Impact
The flaw lies in the Amlogic spifc‑a4 SPI flash controller driver in the Linux kernel. Three separate bugs were identified in the DMA buffer setup routine: an unnecessary jump that pretends to perform cleanup when the first DMA mapping fails, a double‑unmap that can corrupt kernel memory, and an incorrect unmap size that can cause improper synchronization. It is inferred that if the DMA mapping fails, the double‑unmap and incorrect unmap size can lead to a kernel panic or memory corruption, thereby causing a denial‑of‑service scenario when an attacker induces such a failure.
Affected Systems
All Linux kernel releases that contain the unpatched spifc‑a4 driver are affected; this includes embedded devices, single‑board computers, and other systems powered by Amlogic SoCs that use the driver.

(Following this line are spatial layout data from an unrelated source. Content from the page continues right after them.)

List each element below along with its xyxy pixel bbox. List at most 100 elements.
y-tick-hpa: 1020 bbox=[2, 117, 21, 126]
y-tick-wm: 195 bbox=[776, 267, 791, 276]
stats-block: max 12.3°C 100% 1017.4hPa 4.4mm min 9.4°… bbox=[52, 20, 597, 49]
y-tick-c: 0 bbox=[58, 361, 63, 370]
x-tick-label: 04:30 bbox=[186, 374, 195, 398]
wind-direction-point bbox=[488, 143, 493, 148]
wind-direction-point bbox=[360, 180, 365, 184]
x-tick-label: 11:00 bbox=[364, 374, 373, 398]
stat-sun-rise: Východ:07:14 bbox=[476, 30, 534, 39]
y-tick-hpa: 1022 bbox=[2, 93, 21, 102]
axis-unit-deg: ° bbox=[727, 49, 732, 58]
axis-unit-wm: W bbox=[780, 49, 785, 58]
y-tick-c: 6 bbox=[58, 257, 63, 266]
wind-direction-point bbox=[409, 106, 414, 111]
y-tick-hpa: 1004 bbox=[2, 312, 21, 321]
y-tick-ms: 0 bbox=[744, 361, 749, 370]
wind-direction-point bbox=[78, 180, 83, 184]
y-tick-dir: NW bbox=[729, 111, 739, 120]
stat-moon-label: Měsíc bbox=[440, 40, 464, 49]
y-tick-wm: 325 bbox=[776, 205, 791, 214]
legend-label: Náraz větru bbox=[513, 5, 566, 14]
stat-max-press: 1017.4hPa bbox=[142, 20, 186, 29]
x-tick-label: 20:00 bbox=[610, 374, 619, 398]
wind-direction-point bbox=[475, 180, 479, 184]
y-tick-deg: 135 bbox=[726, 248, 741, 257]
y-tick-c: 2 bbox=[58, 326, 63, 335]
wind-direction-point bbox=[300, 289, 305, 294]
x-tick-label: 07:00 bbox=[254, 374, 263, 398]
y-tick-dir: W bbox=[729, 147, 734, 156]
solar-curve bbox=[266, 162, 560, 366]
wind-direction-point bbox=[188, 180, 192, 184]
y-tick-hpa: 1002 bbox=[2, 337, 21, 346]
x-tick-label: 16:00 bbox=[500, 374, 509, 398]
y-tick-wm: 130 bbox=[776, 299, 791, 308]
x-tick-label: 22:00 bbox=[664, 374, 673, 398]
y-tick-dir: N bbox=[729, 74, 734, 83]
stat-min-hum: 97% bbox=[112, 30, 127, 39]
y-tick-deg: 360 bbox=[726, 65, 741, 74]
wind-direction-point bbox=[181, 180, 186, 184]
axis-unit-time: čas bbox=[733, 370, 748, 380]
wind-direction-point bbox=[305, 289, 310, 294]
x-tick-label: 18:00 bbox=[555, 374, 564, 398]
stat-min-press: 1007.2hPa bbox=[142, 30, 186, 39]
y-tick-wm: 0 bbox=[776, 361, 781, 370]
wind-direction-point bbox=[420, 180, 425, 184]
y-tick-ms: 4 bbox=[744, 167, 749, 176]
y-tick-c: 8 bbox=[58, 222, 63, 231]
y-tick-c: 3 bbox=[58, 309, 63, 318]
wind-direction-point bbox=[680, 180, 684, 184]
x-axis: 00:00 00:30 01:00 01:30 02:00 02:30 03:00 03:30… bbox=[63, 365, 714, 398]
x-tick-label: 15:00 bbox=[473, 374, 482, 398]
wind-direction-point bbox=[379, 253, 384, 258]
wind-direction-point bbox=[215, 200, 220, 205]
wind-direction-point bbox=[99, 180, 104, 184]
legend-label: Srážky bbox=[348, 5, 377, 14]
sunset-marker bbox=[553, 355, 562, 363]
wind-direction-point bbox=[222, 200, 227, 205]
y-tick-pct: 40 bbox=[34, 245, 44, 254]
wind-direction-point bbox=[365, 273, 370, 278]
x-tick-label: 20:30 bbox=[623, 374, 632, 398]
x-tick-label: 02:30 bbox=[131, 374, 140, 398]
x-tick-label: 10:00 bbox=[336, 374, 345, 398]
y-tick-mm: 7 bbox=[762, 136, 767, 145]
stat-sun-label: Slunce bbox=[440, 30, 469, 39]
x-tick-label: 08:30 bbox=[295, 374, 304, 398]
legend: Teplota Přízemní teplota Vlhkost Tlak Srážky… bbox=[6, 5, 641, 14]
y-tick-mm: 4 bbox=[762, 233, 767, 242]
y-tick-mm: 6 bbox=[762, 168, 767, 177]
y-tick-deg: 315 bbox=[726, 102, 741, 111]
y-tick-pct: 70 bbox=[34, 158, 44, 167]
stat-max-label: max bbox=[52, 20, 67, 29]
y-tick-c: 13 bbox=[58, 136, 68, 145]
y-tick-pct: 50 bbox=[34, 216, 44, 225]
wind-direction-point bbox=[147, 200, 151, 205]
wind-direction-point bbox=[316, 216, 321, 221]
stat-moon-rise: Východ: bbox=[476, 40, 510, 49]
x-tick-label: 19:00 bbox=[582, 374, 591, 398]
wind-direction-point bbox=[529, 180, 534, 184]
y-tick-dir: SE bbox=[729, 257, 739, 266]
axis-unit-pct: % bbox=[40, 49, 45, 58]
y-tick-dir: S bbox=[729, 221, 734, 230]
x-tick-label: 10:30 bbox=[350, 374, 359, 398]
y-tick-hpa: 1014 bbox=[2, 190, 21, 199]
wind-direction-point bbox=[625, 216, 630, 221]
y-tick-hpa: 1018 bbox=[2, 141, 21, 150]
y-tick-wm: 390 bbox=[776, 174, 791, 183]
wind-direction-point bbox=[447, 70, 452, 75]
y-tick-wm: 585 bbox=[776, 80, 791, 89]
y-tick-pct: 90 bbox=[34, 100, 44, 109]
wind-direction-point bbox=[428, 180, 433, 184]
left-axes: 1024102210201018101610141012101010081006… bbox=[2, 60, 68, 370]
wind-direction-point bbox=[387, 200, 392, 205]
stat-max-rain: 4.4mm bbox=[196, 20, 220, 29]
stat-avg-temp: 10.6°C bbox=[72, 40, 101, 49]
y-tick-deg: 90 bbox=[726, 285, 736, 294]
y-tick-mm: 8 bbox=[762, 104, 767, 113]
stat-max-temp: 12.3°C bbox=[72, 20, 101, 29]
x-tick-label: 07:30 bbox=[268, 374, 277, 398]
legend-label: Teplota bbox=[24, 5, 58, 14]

The precise kernel versions are those before the patch commits referenced in the advisory. Devices runing those kernel builds are at risk until the update is applied.
Risk and Exploitability
No CVSS score is disclosed and the EPSS score is less than 1%, indicating a very low probability of exploitation. The vulnerability is not listed in CISA’s KEV catalog. The risk is local and manifests when a DMA mapping error occurs; an attacker would need to trigger that failure, which may require local or privileged access to the device. The potential impact is severe kernel memory corruption or a crash, resulting in a denial of service for the affected host.